On Tuesday, crude oil prices in international markets briefly touched the $80-per-barrel mark before retreating to slightly lower levels. On Wednesday, the Prime Minister’s economic advisory council (EAC) in its Economic Outlook for 2009/10 projected the consolidated fiscal deficit of the Centre and the states for 2009-10 at 10.1% of gross domestic product (GDP). Both the numbers, oil prices and the fiscal deficit, tell a linked story.
In India, high crude oil prices are not transmitted to consumers of refined products such as petrol and diesel. While this helps tame inflation, it also adds to the Union government’s fiscal burden. This is not a happy trade-off, if it can be called one. But our politicians do see it in that light. The EAC report noted that this fiscal, the government proposes to issue bonds to oil marketing companies amounting to Rs10,306 crore. This will take the total debt liabilities to 10.3% of GDP. This may not offset the losses suffered by oil marketing companies. By one estimate, the under-recoveries of these companies by the July-September period amounted to Rs10,670 crore. If there are further increases in international crude oil prices, which are possible because oil producing nations may restrict production to secure attractive crude prices, the debt liability figure will certainly rise further.
This complicates policy choices. If domestic oil prices are aligned with international oil prices, inflation will be a certain outcome, even if they give some respite to oil companies. The other course is to bear higher oil prices and add to the fiscal deficit. There are dangers in that option, too. At 10.3% of GDP, the consolidated debt figure is in the high-risk zone. India risks sovereign rating downgrades and consequential difficulties in borrowing by our companies abroad. There are other macroeconomic risks as well.
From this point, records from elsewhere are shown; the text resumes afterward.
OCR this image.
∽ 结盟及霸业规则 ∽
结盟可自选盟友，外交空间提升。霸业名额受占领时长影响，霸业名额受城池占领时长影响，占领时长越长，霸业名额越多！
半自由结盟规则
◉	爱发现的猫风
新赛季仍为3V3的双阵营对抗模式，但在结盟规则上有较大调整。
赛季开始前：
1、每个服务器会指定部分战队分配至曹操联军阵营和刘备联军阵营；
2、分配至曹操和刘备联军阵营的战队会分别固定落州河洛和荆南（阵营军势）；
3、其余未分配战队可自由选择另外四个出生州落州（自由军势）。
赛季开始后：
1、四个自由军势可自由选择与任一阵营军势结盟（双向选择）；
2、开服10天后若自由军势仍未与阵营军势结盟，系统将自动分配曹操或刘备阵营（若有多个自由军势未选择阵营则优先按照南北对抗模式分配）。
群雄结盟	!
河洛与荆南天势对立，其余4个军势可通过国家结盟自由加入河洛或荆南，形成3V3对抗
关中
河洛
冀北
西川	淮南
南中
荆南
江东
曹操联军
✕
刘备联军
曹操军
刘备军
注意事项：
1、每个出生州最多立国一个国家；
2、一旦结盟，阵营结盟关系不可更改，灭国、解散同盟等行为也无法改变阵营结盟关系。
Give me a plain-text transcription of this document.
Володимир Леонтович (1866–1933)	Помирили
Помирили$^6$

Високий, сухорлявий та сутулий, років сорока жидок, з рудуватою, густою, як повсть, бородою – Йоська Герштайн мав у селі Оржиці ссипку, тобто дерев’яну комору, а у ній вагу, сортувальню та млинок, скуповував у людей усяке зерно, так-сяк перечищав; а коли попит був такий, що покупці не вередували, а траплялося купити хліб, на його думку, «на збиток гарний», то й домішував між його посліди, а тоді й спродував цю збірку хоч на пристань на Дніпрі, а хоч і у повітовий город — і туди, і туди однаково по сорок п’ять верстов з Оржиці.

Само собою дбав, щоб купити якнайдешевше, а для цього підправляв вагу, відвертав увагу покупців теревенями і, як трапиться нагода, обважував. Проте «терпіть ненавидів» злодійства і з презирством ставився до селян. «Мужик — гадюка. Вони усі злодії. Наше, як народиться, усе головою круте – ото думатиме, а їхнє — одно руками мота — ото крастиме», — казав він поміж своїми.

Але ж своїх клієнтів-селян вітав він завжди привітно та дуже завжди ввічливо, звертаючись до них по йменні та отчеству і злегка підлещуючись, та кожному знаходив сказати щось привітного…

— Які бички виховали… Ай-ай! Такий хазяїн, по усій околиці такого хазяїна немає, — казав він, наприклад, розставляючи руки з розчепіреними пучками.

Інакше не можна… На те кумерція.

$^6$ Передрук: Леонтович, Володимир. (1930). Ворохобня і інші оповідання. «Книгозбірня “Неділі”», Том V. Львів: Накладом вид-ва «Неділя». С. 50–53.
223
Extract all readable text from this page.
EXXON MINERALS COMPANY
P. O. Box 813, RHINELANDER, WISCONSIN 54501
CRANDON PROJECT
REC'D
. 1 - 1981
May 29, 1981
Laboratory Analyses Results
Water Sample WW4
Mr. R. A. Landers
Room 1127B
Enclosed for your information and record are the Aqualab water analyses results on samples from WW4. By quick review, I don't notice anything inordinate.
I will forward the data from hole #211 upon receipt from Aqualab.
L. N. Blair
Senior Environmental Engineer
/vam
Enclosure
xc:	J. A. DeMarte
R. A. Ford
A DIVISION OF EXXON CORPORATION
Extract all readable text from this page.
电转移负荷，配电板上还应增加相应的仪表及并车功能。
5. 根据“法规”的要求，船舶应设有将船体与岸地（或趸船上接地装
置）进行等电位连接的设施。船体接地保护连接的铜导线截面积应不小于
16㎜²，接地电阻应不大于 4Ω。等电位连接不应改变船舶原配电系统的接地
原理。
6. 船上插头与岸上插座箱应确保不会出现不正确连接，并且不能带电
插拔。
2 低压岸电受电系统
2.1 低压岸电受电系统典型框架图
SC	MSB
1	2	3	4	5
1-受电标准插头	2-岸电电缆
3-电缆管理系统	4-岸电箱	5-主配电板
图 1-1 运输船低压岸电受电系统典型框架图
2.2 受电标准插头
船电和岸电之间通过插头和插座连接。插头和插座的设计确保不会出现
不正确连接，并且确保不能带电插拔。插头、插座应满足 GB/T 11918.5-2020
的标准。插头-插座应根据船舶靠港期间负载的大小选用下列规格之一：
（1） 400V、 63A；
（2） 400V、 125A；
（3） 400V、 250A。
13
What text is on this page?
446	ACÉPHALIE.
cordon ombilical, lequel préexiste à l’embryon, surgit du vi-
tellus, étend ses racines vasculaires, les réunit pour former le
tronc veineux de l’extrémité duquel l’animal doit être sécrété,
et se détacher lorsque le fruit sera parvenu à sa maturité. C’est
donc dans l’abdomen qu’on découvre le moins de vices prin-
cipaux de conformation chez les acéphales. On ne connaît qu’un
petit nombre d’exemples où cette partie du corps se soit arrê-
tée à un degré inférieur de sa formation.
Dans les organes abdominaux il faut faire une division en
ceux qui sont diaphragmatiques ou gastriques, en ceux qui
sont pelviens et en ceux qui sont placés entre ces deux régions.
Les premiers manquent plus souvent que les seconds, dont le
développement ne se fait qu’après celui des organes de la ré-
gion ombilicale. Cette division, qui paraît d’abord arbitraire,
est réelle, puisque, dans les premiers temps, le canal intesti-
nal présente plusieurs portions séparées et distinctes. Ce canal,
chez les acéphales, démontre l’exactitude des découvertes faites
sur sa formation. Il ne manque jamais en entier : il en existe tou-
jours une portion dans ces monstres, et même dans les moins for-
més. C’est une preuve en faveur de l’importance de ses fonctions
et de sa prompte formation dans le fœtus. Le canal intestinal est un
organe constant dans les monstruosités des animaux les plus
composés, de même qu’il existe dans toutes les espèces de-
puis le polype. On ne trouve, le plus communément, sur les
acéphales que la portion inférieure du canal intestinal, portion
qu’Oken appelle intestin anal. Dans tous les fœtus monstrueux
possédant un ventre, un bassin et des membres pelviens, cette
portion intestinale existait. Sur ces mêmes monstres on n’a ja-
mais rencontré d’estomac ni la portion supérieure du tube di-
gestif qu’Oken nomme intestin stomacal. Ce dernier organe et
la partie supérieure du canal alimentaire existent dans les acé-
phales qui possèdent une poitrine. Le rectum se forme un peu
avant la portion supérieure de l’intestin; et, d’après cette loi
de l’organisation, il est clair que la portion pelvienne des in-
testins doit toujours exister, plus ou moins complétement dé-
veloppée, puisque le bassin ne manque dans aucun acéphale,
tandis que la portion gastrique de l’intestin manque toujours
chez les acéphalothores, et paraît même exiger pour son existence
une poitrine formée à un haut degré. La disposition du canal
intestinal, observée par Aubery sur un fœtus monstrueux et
The right choice in this situation would be to increase oil prices followed by a raising of policy rates by the Reserve Bank of India. At this moment, the Union government does not favour any of these steps, if the statements of assorted government officials and economists are anything to go by. If these measures are taken later, when the government musters some political will, they may not have the desired effect.